Indahnya keragaman penganut agama yang hidup berdampingan menunjukkan bahwa Indonesia memang negara Pancasila. Apapun agamanya, kedamaian dan toleransi menjadi hal utama.
Potret keberagaman yang terbangun kampung kecil di Dukuh Kalipuru, Desa Kalirejo, Kecamatan Singorojo, Kabupaten Kendal, Jawa Tengah, bisa menjadi salah satu contohnya. Dukuh kecil yang dihuni 700 orang dari 250 keluarga ini kehidupannya lebih beragam dan toleran. Dukuh itu jadi fakta penting tentang keberagaman masyarakat.
Perbedaan agama dan keyakinan yang ada ternyata tidak sekalipun menjadi masalah yang berarti. Perbedaan yang ada dikelola dengan baik hingga memunculkan rasa saling menghormati.
Empat rumah ibadah pun berdiri saling berdekatan. Masjid at-Taqwa untuk umat Islam, kemudian Gereja Kristen Jawa (GKJ) Boja untuk warga Kristen, Musholla Suwuan untuk Islam dan Pura Sita Nirmala Jati untuk Hindu.
Selain yang beragama, para penghayat kepercayaan juga hidup berdampingan dengan mereka. Menurut tokoh Kristen, Supriyanto, salah satu kunci sukses hidup berdampingan adalah dengan saling memahami. Baik anak-anak maupun orang dewasa sudah sejak kecil diajarkan toleransi beragama, pluralisme, dan saling menghormati.
"Anak-anak di sini juga tidak pernah diajarkan mereka saling menghina satu agama dengan agama lain. Ketika sang anak sudah keluar dari SD melihat perbedaan yang ada di luar desa, mereka sudah tuntas duluan," ujar Supriyanto.
Kepala Desa Kalirejo, Marsudi berpendapat yang sama. Agama dan kepercayaan yang diyakini masyarakat Kalipuru memberikan arahan bertindak yang baik. Keyakinan agama mampu jadi salah satu sarana untuk rem dan kontrol pada perbuatan yang tidak baik.
Marsudi menjelaskan, keluarganya juga memiliki pluralitas yang tinggi. Mereka tetap rukun, karena jalinan kerukunan dibangun sejak keluarga.
"Keluarga punya peran penting," kata dia.
Kesepakatan
Untuk menjaga kerukunan, warga Kalipuru membuat sebuah kesepakatan, namun tidak tertulis. Kesepakatan dimaksud adalah penghormatan.
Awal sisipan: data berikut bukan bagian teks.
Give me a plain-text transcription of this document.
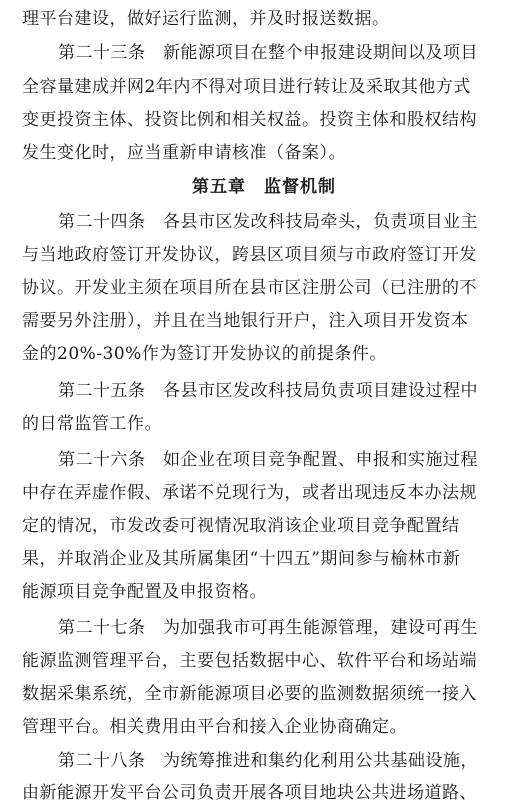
理平台建设，做好运行监测，并及时报送数据。
第二十三条　新能源项目在整个申报建设期间以及项目
全容量建成并网2年内不得对项目进行转让及采取其他方式
变更投资主体、投资比例和相关权益。投资主体和股权结构
发生变化时，应当重新申请核准（备案）。
第五章　监督机制
第二十四条　各县市区发改科技局牵头，负责项目业主
与当地政府签订开发协议，跨县区项目须与市政府签订开发
协议。开发业主须在项目所在县市区注册公司（已注册的不
需要另外注册），并且在当地银行开户，注入项目开发资本
金的20%-30%作为签订开发协议的前提条件。
第二十五条　各县市区发改科技局负责项目建设过程中
的日常监管工作。
第二十六条　如企业在项目竞争配置、申报和实施过程
中存在弄虚作假、承诺不兑现行为，或者出现违反本办法规
定的情况，市发改委可视情况取消该企业项目竞争配置结
果，并取消企业及其所属集团“十四五”期间参与榆林市新
能源项目竞争配置及申报资格。
第二十七条　为加强我市可再生能源管理，建设可再生
能源监测管理平台，主要包括数据中心、软件平台和场站端
数据采集系统，全市新能源项目必要的监测数据须统一接入
管理平台。相关费用由平台和接入企业协商确定。
第二十八条　为统筹推进和集约化利用公共基础设施，
由新能源开发平台公司负责开展各项目地块公共进场道路、
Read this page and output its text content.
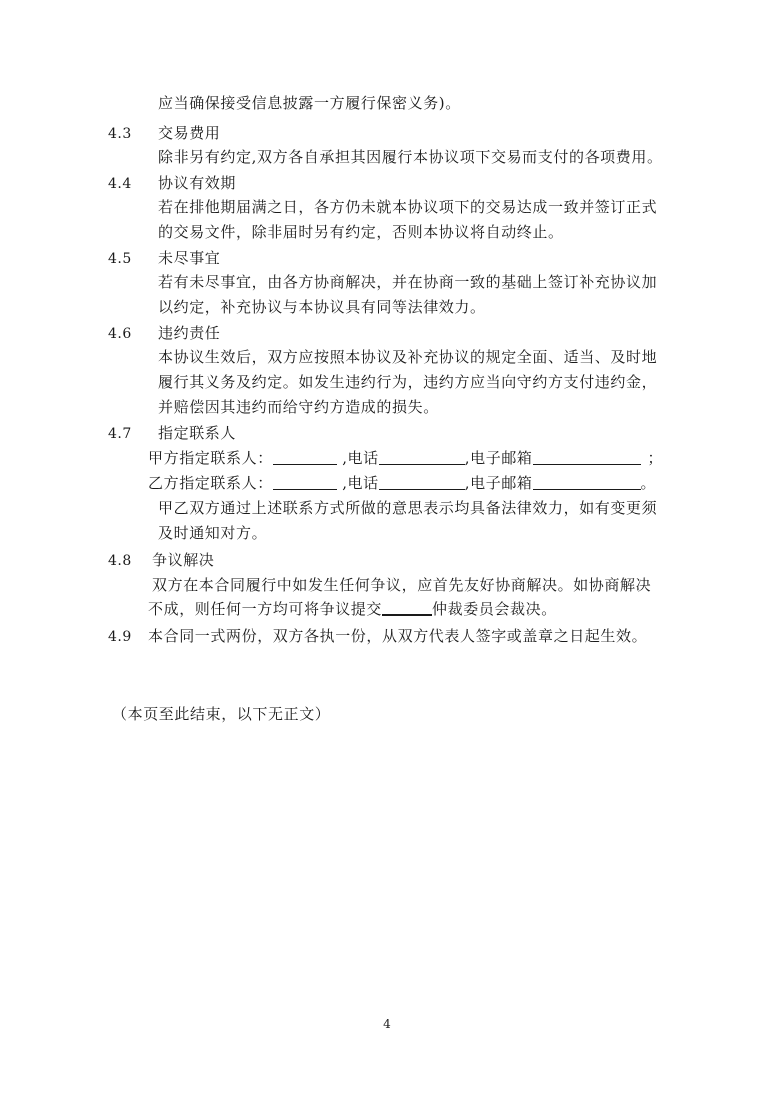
应当确保接受信息披露一方履行保密义务)。
4.3 交易费用
除非另有约定,双方各自承担其因履行本协议项下交易而支付的各项费用。
4.4 协议有效期
若在排他期届满之日，各方仍未就本协议项下的交易达成一致并签订正式
的交易文件，除非届时另有约定，否则本协议将自动终止。
4.5 未尽事宜
若有未尽事宜，由各方协商解决，并在协商一致的基础上签订补充协议加
以约定，补充协议与本协议具有同等法律效力。
4.6 违约责任
本协议生效后，双方应按照本协议及补充协议的规定全面、适当、及时地
履行其义务及约定。如发生违约行为，违约方应当向守约方支付违约金，
并赔偿因其违约而给守约方造成的损失。
4.7 指定联系人
甲方指定联系人：	,电话	,电子邮箱	；
乙方指定联系人：	,电话	,电子邮箱	。
甲乙双方通过上述联系方式所做的意思表示均具备法律效力，如有变更须
及时通知对方。
4.8 争议解决
双方在本合同履行中如发生任何争议，应首先友好协商解决。如协商解决
不成，则任何一方均可将争议提交	仲裁委员会裁决。
4.9 本合同一式两份，双方各执一份，从双方代表人签字或盖章之日起生效。
（本页至此结束，以下无正文）
4
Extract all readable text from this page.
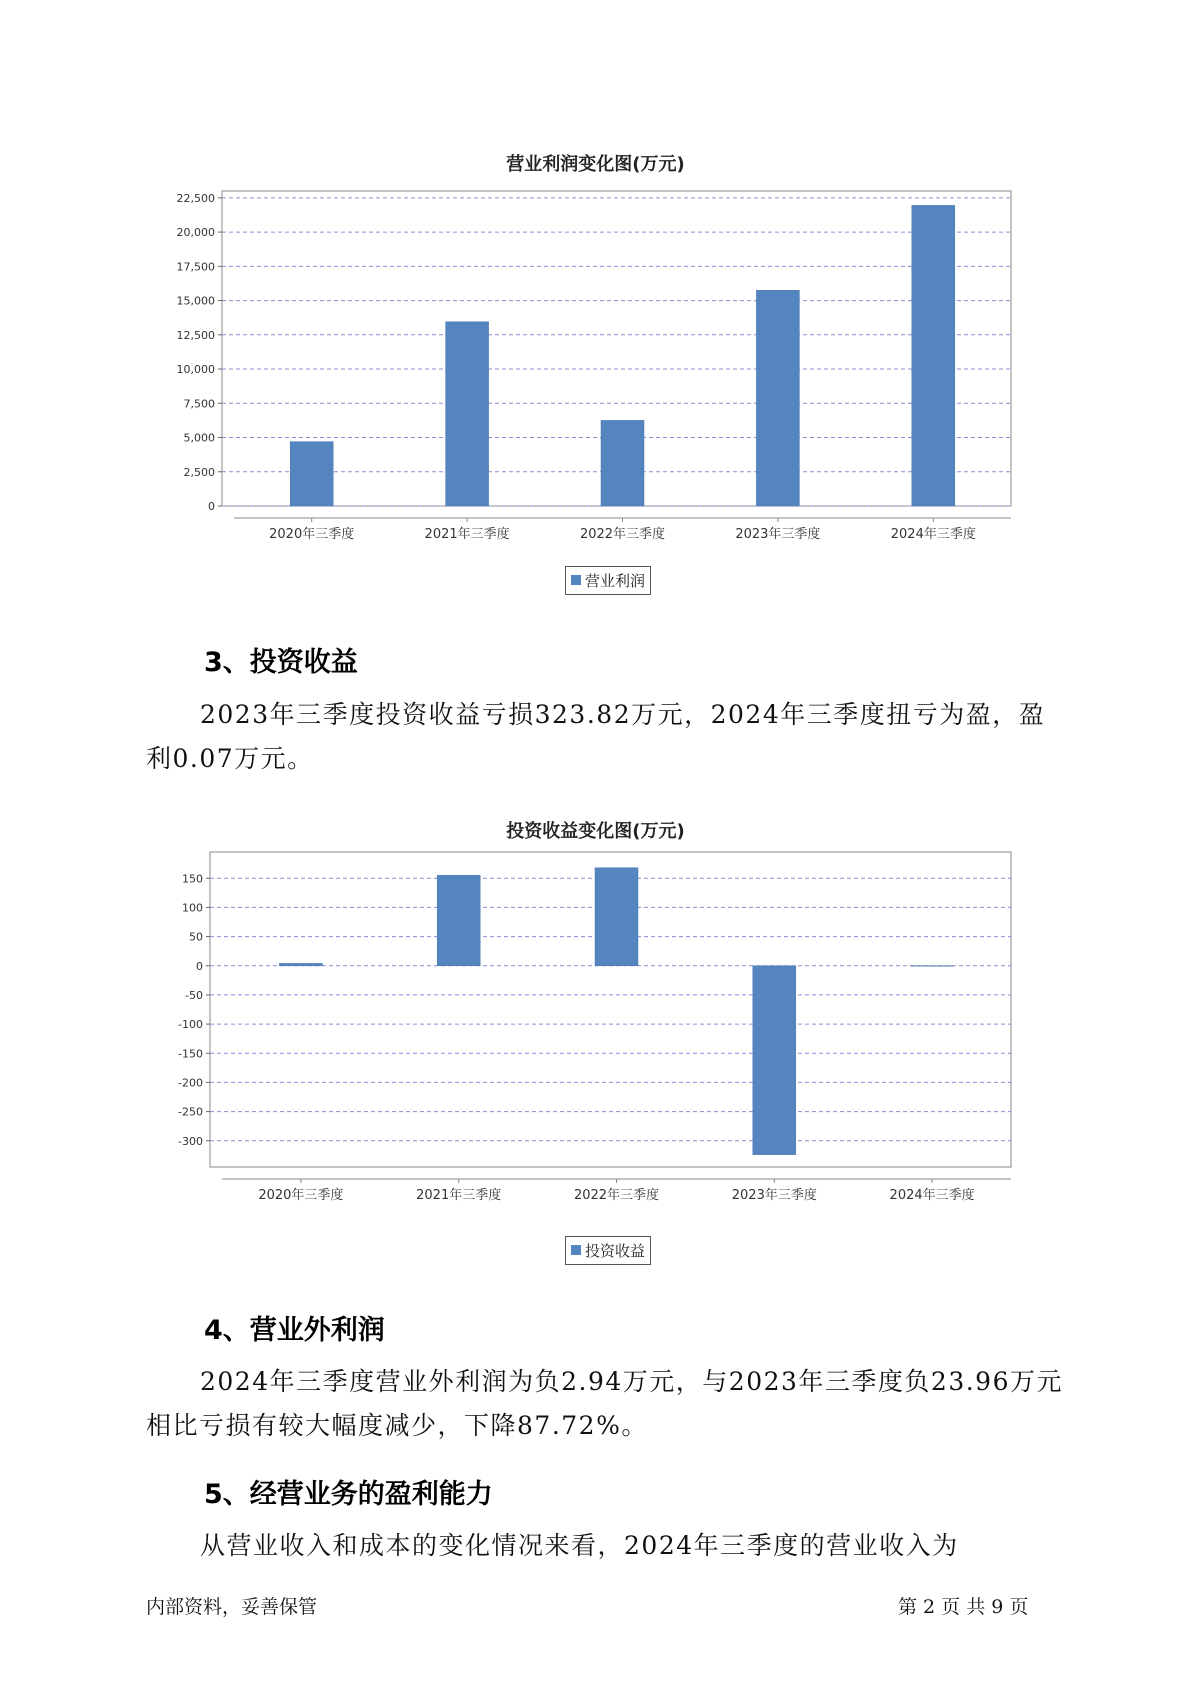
营业利润变化图(万元)
0
2,500
5,000
7,500
10,000
12,500
15,000
17,500
20,000
22,500
2020年三季度	2021年三季度	2022年三季度	2023年三季度	2024年三季度
营业利润
3、投资收益
2023年三季度投资收益亏损323.82万元，2024年三季度扭亏为盈，盈
利0.07万元。
投资收益变化图(万元)
-300
-250
-200
-150
-100
-50
0
50
100
150
2020年三季度	2021年三季度	2022年三季度	2023年三季度	2024年三季度
投资收益
4、营业外利润
2024年三季度营业外利润为负2.94万元，与2023年三季度负23.96万元
相比亏损有较大幅度减少，下降87.72%。
5、经营业务的盈利能力
从营业收入和成本的变化情况来看，2024年三季度的营业收入为
内部资料，妥善保管	第 2 页 共 9 页
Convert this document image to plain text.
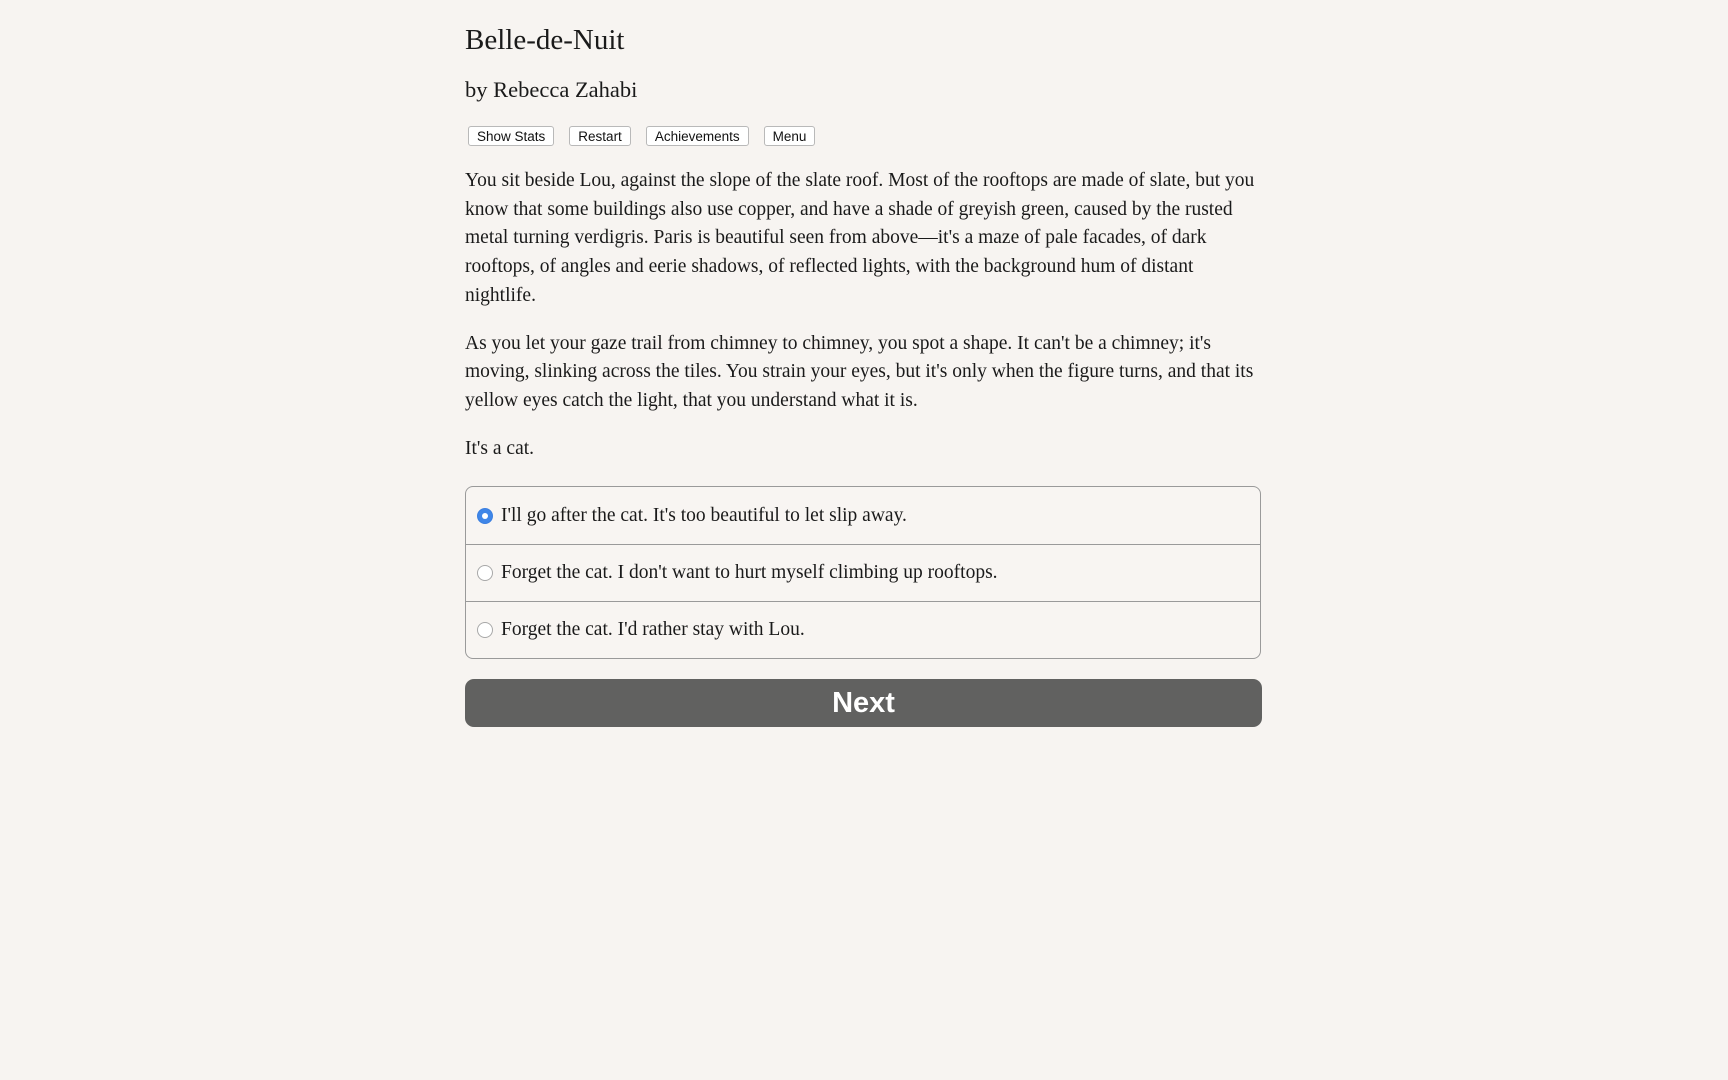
Belle-de-Nuit
by Rebecca Zahabi
Show Stats	Restart	Achievements	Menu

You sit beside Lou, against the slope of the slate roof. Most of the rooftops are made of slate, but you know that some buildings also use copper, and have a shade of greyish green, caused by the rusted metal turning verdigris. Paris is beautiful seen from above—it's a maze of pale facades, of dark rooftops, of angles and eerie shadows, of reflected lights, with the background hum of distant nightlife.

As you let your gaze trail from chimney to chimney, you spot a shape. It can't be a chimney; it's moving, slinking across the tiles. You strain your eyes, but it's only when the figure turns, and that its yellow eyes catch the light, that you understand what it is.

It's a cat.

I'll go after the cat. It's too beautiful to let slip away.
Forget the cat. I don't want to hurt myself climbing up rooftops.
Forget the cat. I'd rather stay with Lou.
Next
"Jika ada persoalan akan diselesaikan dengan jalan kedewasaan. Kami tidak menerbitkan peraturan desa, karena itu nanti bisa jadi kontroversi, biarlah berjalan sebagaimana adanya. Sudah ada kesepakatan secara adat," tambahnya.
Tokoh agama Hindu Dukuh Kalipuru, Ponidjan (63) sependapat dengan dua tokoh desa tersebut. Baginya, ajaran agama Hindu yang dianutnya saat ini sangat cocok untuk dipraktikkan dalam toleransi kehidupan. Hidup selama puluhan tahun dengan warga desa juga membentuk perilaku hidup beragama, khususnya dalam menjaga kedamaian.